Hüzün ve utanç
Haberin Devamı ›
Takımlardan biri, ligin ilk yarısından beri ‘misafir takım’ duygusu ile oynayan Hacettepe, diğeri ise geçen haftaki mağlubiyetten sonra şampiyonluk yarışından koptuğunu itiraf eden Galatasaray. Puan farkı ne kadar dev gibi olsa da, sahadaki fark Galatasaray’ın maçın başından itibaren hüzünlü, futbol fikrini yitirmiş bir takım gibi oynamasıydı...
Galatasaray maça tembel bir takım gibi oynayıp ‘solda Kewell ve Hakan Balta’ya uzun pas’ ve ‘Baros’a uzun pas’ ile indirgenmiş bir atak yapısı ile oynarken varlık gösteremedi. Ne zaman ki takımın doğru dürüst tempoya sahip 3 adamı Hakan Balta, Mehmet Topal ve Barış rakip ceza sahasına yaklaşmaya başladı. Ama golcüler de vuruş duygusunu yitirmişlerdi.
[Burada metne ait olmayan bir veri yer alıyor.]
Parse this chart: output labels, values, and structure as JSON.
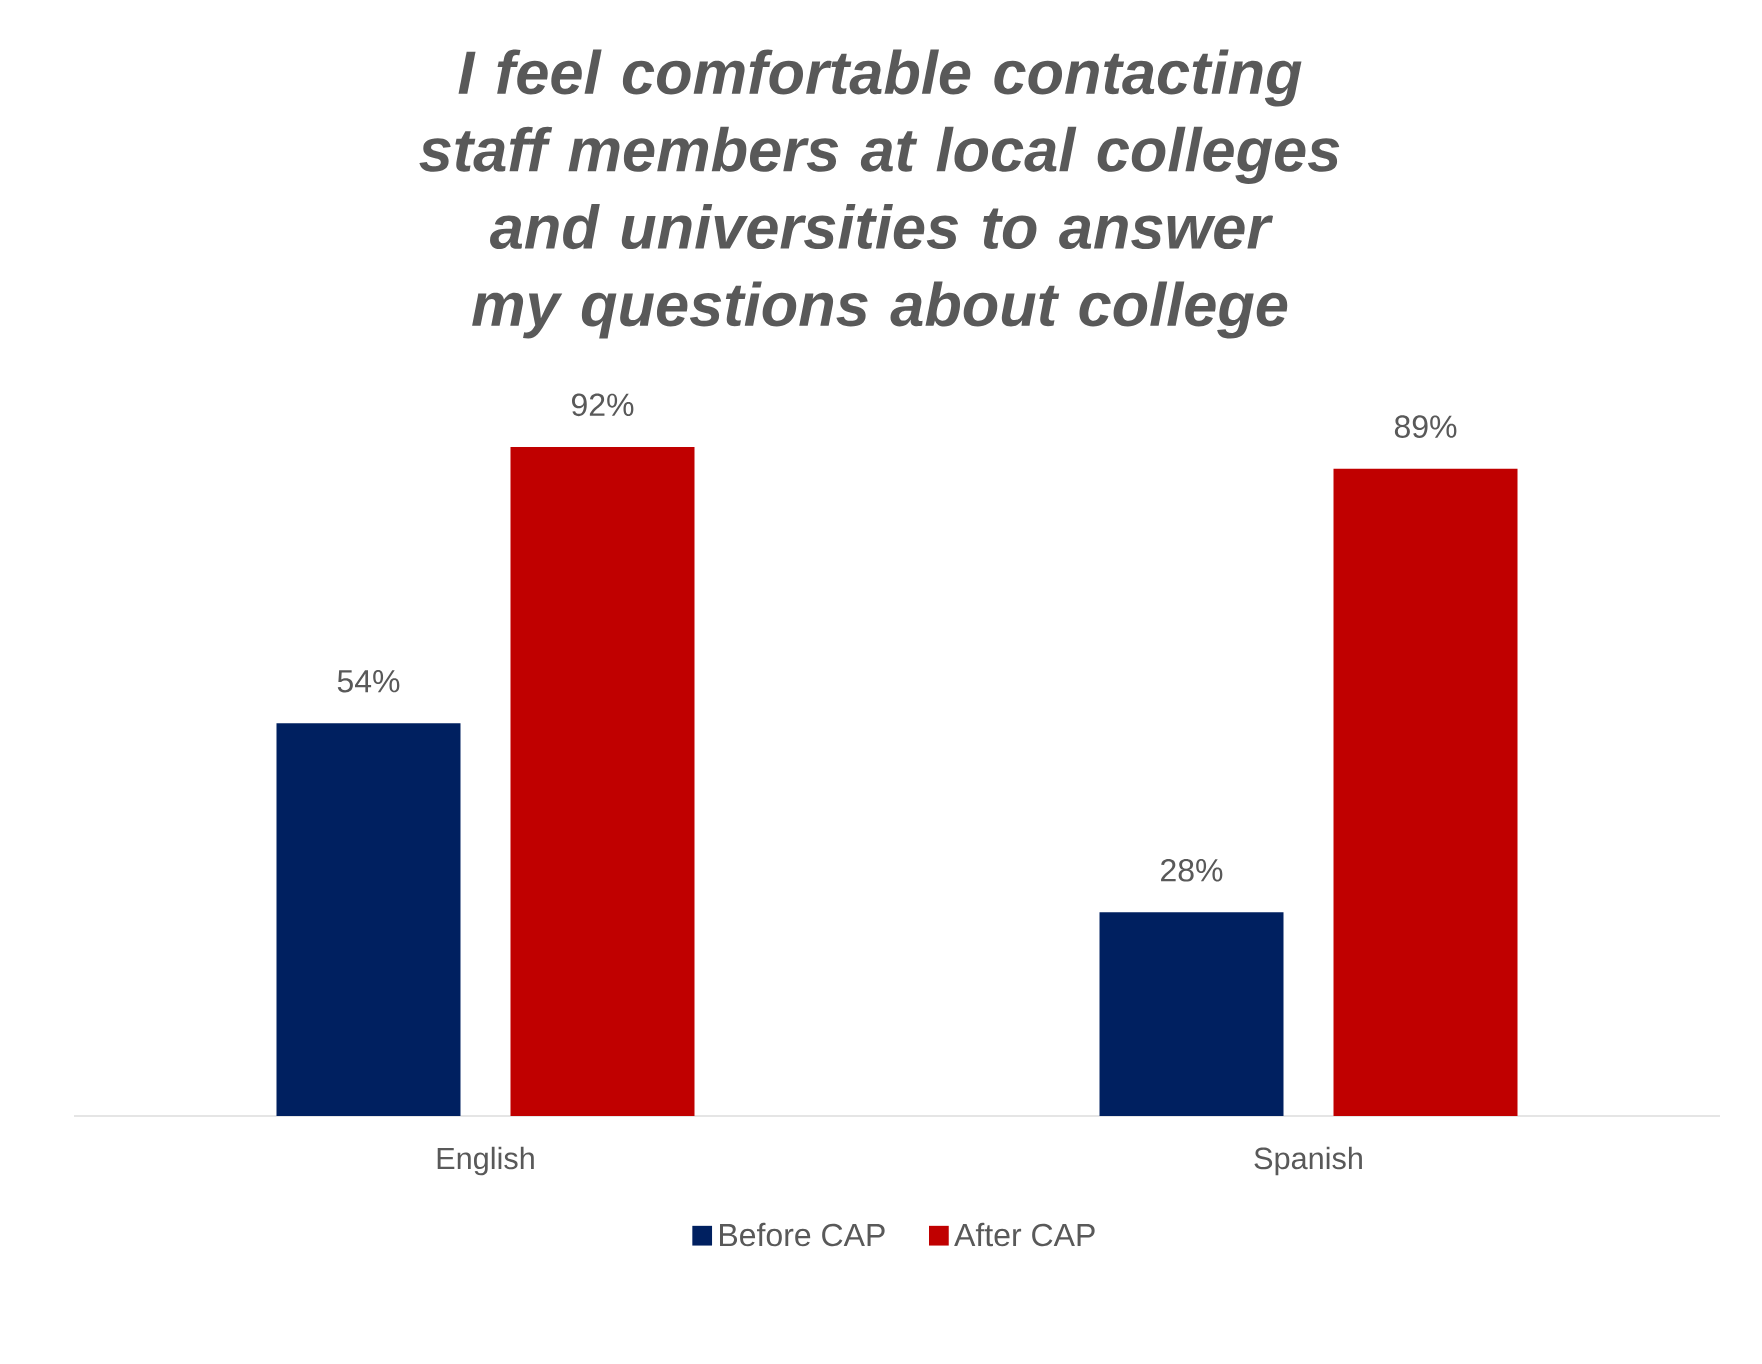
{
  "chart_data": {
    "type": "bar",
    "title": "I feel comfortable contacting staff members at local colleges and universities to answer my questions about college",
    "categories": [
      "English",
      "Spanish"
    ],
    "series": [
      {
        "name": "Before CAP",
        "color": "#002060",
        "values": [
          54,
          28
        ],
        "value_labels": [
          "54%",
          "28%"
        ]
      },
      {
        "name": "After CAP",
        "color": "#c00000",
        "values": [
          92,
          89
        ],
        "value_labels": [
          "92%",
          "89%"
        ]
      }
    ],
    "legend": "bottom",
    "tick_labels": "x"
  }
}
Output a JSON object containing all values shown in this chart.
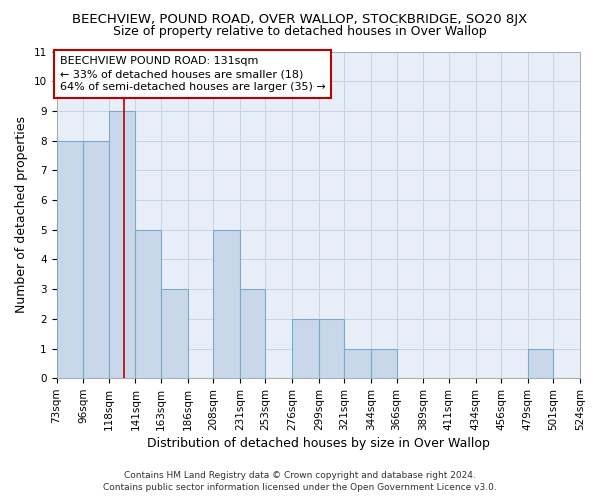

Buna karşılık Hacettepe orta sahadan Serkan Atak ve Ümit’in katıldığı ataklarda net pozisyonlar buluyordu. Lincoln için halı saha futbolcusu diyenler yanıldılar. İşte saha, hani Lincoln ? Ercüment kalesini boşalttğında Lincoln’ün 35 metreden boş kaleye yaptığı vuruş 20 metreye bile yetişmedi. Diğer yandan, Lincoln ne kadar kötü oynarsa oynasın her hocadan formayı alırken, her hocadan istikrarlı olarak ‘kesik yiyen’, bırakın Nonda’yı, Yaser’den bile sonra sıra bulan adam neden Ümit ? Futbol çevreleri aslında Baros mu, Ümit mi diye tartışmalı değil miydi ? Hacettepe ikinci yarıya utangaçlığını üzerinden atıp 5 kişilik bir baskınla girdi, ardından golü buldu. Ama her çıktıklarında pozisyon buldukları halde hücumu arka plana atıp skora oynamaları gereksizdi. Amacını yitirmiş bir Galatasaray için kalan haftalar daha da çekilmez bir hal alacak...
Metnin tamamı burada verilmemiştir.